В рукописи (как и в машинописи) далее идет фраза, в которой Шаламов приписывает себе способность к вынесению суждения и формулирует задачу: «Поскольку личный мой опыт (какой-то части) в высшей степени своеобразен, я попытаюсь изложить свою историю искусства, которая в то же время будет историей советских лагерей»[990]. Строго говоря, Шаламов характеризует здесь всю «Вишеру» в целом, в которой он занимается своей собственной судьбой — судьбой молодого человека, восторженного сторонника революции, одержимого искусством и вознамерившегося «штурмовать небо», человека, чьи надежды на будущее и оптимизм были уничтожены лагерем.

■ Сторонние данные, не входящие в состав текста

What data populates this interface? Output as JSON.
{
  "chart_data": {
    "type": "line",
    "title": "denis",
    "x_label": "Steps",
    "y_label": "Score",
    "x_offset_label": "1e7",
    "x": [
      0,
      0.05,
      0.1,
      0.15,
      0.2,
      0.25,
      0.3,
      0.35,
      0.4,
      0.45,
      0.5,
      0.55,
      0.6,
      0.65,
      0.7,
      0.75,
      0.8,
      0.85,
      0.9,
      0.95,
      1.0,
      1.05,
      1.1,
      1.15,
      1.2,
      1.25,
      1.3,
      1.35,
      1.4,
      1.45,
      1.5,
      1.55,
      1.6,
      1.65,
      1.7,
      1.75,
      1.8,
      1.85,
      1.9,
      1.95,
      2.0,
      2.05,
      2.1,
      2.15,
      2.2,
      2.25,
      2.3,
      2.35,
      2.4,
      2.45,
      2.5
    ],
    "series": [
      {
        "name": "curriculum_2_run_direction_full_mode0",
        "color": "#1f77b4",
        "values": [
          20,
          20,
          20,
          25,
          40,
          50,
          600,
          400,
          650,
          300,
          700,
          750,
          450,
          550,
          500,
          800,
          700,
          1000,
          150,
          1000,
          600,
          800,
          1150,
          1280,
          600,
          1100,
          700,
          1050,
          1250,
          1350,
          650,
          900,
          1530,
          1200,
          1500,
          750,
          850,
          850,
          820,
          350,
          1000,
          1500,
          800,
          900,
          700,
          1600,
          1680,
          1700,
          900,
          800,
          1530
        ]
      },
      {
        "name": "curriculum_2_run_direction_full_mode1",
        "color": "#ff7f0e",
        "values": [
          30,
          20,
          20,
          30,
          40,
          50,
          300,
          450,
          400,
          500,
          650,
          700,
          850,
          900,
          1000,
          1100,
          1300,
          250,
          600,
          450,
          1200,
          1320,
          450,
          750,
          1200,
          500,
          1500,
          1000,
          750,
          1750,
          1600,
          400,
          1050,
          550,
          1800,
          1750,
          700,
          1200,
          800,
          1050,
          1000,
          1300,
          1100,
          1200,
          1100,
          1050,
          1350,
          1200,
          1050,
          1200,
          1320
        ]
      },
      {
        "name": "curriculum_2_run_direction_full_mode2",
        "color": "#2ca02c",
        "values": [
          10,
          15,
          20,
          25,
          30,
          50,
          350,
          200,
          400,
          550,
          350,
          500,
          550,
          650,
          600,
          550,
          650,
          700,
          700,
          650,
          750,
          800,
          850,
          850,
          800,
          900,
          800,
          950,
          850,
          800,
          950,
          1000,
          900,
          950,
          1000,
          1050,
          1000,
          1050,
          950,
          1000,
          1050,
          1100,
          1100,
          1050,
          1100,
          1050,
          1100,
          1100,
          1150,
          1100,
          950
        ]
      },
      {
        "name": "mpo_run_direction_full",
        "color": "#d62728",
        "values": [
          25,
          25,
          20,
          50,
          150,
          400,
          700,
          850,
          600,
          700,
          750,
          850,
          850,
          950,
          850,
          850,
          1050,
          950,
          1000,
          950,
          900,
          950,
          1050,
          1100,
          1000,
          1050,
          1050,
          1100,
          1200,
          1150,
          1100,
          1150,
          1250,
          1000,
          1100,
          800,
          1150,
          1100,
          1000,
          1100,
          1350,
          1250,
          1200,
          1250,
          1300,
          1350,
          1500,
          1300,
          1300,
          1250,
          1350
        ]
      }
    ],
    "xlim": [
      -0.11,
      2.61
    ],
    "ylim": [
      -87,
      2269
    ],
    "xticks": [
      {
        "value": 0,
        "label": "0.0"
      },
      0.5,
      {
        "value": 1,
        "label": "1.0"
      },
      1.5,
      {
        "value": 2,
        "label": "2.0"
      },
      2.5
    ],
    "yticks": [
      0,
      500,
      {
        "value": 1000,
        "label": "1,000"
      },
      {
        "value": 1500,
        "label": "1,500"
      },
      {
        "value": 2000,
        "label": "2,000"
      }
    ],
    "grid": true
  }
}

В общем контексте «Вишеры», однако, данная фраза вызывает недоумение. Ни в этом, ни в другом вишерском тексте, нигде прямо не говорится об искусстве, исключение — лишь беглое упоминание лагерного агитпроптеатра «Синяя блуза». (В русской публикации слово «искусство» поэтому выпущено и помечено как купюра[991].) Если, однако, иметь в виду, что в один из перечней содержания включен рассказ «Борис Южанин» об основателе «Синей блузы», то возникает вопрос, не намеревался ли Шаламов в «Вишере» столкнуть лагерь и искусство.

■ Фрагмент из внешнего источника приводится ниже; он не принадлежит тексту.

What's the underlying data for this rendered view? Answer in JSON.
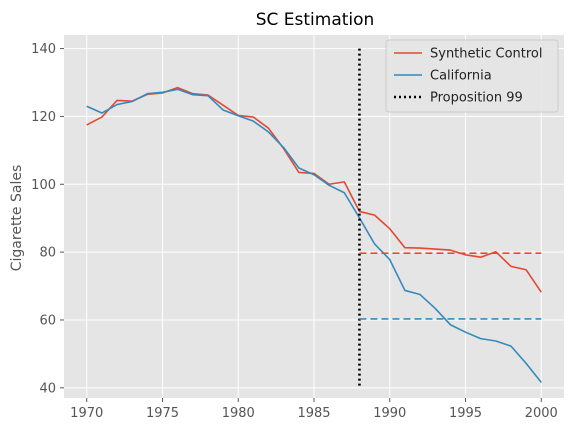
{
  "chart_data": {
    "type": "line",
    "title": "SC Estimation",
    "xlabel": "",
    "ylabel": "Cigarette Sales",
    "xlim": [
      1968.5,
      2001.5
    ],
    "ylim": [
      37,
      144
    ],
    "xticks": [
      1970,
      1975,
      1980,
      1985,
      1990,
      1995,
      2000
    ],
    "yticks": [
      40,
      60,
      80,
      100,
      120,
      140
    ],
    "grid": true,
    "legend_position": "top-right",
    "x": [
      1970,
      1971,
      1972,
      1973,
      1974,
      1975,
      1976,
      1977,
      1978,
      1979,
      1980,
      1981,
      1982,
      1983,
      1984,
      1985,
      1986,
      1987,
      1988,
      1989,
      1990,
      1991,
      1992,
      1993,
      1994,
      1995,
      1996,
      1997,
      1998,
      1999,
      2000
    ],
    "series": [
      {
        "name": "Synthetic Control",
        "color": "#E24A33",
        "values": [
          117.5,
          119.8,
          124.7,
          124.5,
          126.5,
          126.9,
          128.5,
          126.7,
          126.3,
          123.3,
          120.3,
          119.8,
          116.5,
          110.5,
          103.5,
          103.2,
          100.0,
          100.7,
          92.0,
          90.9,
          86.9,
          81.3,
          81.2,
          80.9,
          80.6,
          79.2,
          78.5,
          80.1,
          75.8,
          74.8,
          68.2
        ]
      },
      {
        "name": "California",
        "color": "#348ABD",
        "values": [
          123.0,
          121.0,
          123.5,
          124.4,
          126.7,
          127.1,
          128.0,
          126.4,
          126.1,
          121.9,
          120.2,
          118.6,
          115.4,
          110.8,
          104.8,
          102.8,
          99.7,
          97.5,
          90.1,
          82.4,
          77.8,
          68.7,
          67.5,
          63.4,
          58.6,
          56.4,
          54.5,
          53.8,
          52.3,
          47.2,
          41.6
        ]
      }
    ],
    "reference_lines": [
      {
        "name": "Proposition 99",
        "orientation": "vertical",
        "x": 1988,
        "y_range": [
          40,
          140
        ],
        "style": "dotted",
        "color": "#000000"
      },
      {
        "orientation": "horizontal",
        "y": 79.7,
        "x_range": [
          1988,
          2000
        ],
        "style": "dashed",
        "color": "#E24A33"
      },
      {
        "orientation": "horizontal",
        "y": 60.3,
        "x_range": [
          1988,
          2000
        ],
        "style": "dashed",
        "color": "#348ABD"
      }
    ],
    "legend": [
      {
        "label": "Synthetic Control",
        "color": "#E24A33",
        "style": "solid"
      },
      {
        "label": "California",
        "color": "#348ABD",
        "style": "solid"
      },
      {
        "label": "Proposition 99",
        "color": "#000000",
        "style": "dotted"
      }
    ],
    "plot_background": "#E5E5E5",
    "grid_color": "#FFFFFF"
  }
}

Русская публикация очерка «Вишера до вредительских процессов» прерывается на этом месте. В рукописи, как и в машинописи, далее следует пассаж, в котором Шаламов очерчивает возникновение советских лагерей и их особенности:
Лагеря в чистом их, классическом виде, советскую каторгу в неискаженной после Октября форме я видел в 1929 году с апреля до октября — до «перековки». Ведь зазеркальный мир в самый момент своего появления на сцене истории общества, семьи какого-то нового человека, событий, идей отражает свою зазеркальную форму отражения того же самого события[992].
Следующее далее предложение осталось недописанным и звучит несколько загадочно: «Вопросы революции, революционного насилия автоматически рождают в зазеркалье, в подземном мире свою же пролетарскую <…>» (скорее всего пропущено: форму. Примеч. автора.)[993]. Понятие «зазеркалье» в смысле «перевернутый мир» встречается у разных авторов для негативной характеристики советской системы. Шаламов говорит о «подземном мире» то в узком смысле, применительно к лагерному миру, то применительно к советскому миру в целом.
Режим в первых лагерях, основанных декретом 1918 года, до начала «перековки» оставался, по мнению Шаламова, неизменным (притом что настоящие изменения в лагерях произошли только в 1929 году). По аналогии с рассказом Чехова о Сахалине, острове-тюрьме, Шаламов называет Вишерский лагерь в очерке «Достоевский» «каторгой», напоминающей сахалинскую. И в царские времена людей приговаривали к срокам по случайности, особенно в период 1907–1917 годов, отмеченных массовыми беспорядками, когда «удары государство наносило лишь вслепую»[994]. «В советское же время, — продолжает он, — самый принцип отсутствия вины с заменой его государственной целесообразностью исключал возможность разбирать, кто в чем виноват»[995]. В машинописи очерка «Вишера до вредительских процессов» он задается вопросом, как был задуман изначально лагерь «в его первобытном виде, управляемом еще до Кодекса 1926 года — главного конституционного документа тогдашнего подземного мира»[996] — сыграл ли здесь роль «догматический романтизм, вроде речей Шигалева из „Бесов“, или это была голая практика, эмпирически отрабатываемый план и путь»[997]. Практика, по мысли Шаламова, складывалась из смешения обоих принципов. Он говорит о «пружине догматизма, которая закручивается очень туго, и пущенная в мир, раскручивается»[998]. Эта «пружина догматизма», считает Шаламов, «способна мир преобразовать, пока не завязнет эта пружина в вязкой каше обыденности, быта, обывальщины»[999].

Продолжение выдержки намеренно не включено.